Track

Session Notes

This loose allegory is representative of a number of songs I wrote during the 1980s employing dialect to convey a sense of place.  (A later song written along similar lines was “Never Put Down Your Horn” onThis Perfect Day.)

On a stopover in Lagos, Nigeria in 1987, I was told a story by a fellow traveler who had just come from Kaduna.  He had arrived at the airport only to find that his flight had been wildly over-booked.  A military bureaucrat stationed at the airport decided seats would be assigned to the victors of a footrace around the plane parked on the runway, and he had made the cut.

On that same trip I spent a fair amount of time in Kenya, where I discovered Kenyan author (and years later Kenya’s UN representative) Grace Ogot’s first collection of stories, “Land Without Thunder,” which I had in mind as I wrote this song.  So connected to oral tradition, I was struck by how essential what we would call “magic” was to the everyday life she described.  Striking in many African narratives (as in Latin American magic realism) is how remarkable things are delivered as entirely matter of fact.  Even Jomo Kenyatta, I once read, would never venture into Luo territory without carrying a magic cane (which conveniently also contained a hidden dagger).
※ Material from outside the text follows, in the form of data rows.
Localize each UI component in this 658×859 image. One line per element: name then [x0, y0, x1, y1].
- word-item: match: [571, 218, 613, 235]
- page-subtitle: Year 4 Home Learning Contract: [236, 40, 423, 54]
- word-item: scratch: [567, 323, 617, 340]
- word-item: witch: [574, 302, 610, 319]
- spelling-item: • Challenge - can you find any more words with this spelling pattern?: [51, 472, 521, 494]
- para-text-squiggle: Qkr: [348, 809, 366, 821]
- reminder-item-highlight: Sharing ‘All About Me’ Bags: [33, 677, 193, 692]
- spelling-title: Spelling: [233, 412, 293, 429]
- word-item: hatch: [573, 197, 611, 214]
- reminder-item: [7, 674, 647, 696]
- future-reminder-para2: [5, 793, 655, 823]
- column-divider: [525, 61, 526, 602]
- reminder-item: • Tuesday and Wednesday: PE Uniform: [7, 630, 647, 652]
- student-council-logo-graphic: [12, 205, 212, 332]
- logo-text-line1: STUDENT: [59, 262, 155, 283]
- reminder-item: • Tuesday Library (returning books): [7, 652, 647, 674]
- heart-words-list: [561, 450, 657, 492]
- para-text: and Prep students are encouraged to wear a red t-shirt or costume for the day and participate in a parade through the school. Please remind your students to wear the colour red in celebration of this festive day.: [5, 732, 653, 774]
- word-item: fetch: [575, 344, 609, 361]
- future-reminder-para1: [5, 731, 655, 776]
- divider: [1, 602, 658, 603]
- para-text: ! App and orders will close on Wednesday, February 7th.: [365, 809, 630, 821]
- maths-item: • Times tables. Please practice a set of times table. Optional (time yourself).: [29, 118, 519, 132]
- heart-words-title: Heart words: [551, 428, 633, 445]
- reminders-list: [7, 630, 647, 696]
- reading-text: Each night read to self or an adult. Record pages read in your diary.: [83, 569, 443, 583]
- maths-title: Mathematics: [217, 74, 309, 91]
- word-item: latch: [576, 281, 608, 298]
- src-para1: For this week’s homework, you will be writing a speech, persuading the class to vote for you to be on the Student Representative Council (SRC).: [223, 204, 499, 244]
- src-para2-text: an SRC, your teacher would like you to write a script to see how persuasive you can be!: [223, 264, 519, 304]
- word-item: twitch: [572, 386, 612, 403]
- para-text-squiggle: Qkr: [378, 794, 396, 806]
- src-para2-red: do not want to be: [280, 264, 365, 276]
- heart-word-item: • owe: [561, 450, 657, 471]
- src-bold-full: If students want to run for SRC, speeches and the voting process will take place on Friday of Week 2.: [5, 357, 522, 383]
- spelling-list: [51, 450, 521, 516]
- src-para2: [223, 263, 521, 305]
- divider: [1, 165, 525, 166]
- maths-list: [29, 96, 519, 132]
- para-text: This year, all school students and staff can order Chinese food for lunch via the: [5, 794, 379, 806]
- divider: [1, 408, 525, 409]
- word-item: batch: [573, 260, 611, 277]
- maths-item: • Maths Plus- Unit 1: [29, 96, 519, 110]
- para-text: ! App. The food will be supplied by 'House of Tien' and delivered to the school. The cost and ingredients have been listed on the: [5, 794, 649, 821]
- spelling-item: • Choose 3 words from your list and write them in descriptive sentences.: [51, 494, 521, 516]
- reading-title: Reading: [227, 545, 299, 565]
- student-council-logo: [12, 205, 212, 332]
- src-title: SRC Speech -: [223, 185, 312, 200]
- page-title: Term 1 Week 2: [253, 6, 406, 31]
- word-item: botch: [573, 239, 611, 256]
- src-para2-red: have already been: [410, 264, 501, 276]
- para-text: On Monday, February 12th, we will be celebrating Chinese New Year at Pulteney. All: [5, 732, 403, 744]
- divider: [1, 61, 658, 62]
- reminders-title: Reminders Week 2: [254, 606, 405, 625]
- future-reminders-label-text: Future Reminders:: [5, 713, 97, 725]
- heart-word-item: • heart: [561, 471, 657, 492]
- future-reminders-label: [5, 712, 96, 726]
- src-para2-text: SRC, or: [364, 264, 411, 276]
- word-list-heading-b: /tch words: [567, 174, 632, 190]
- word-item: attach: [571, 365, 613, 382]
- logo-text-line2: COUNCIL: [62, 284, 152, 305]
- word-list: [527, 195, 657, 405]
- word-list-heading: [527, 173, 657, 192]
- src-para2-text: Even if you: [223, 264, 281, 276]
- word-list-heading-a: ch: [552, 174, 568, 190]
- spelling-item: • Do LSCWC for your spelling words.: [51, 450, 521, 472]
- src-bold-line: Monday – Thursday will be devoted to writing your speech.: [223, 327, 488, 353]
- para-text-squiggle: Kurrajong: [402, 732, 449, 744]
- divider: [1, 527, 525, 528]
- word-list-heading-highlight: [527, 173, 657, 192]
Kenyatta was educated at London School of Economics, but he plainly knew on which side his bread was buttered.

This track was a wonderful collaboration between Dan Garcia, Jerry Marotta, Jimmy Haslip, Luis Conte, Rob Mounsey, Lew Soloff and myself.  Not a single track on this recording was recorded at the same time as another.  One by one, parts were overdubbed over a basic track bounced over from a prior Fostex 16-track demo tape recording of mine.  I believe this may have been the first commercial recording on which Luis, who was by then an old friend of mine, ever sang.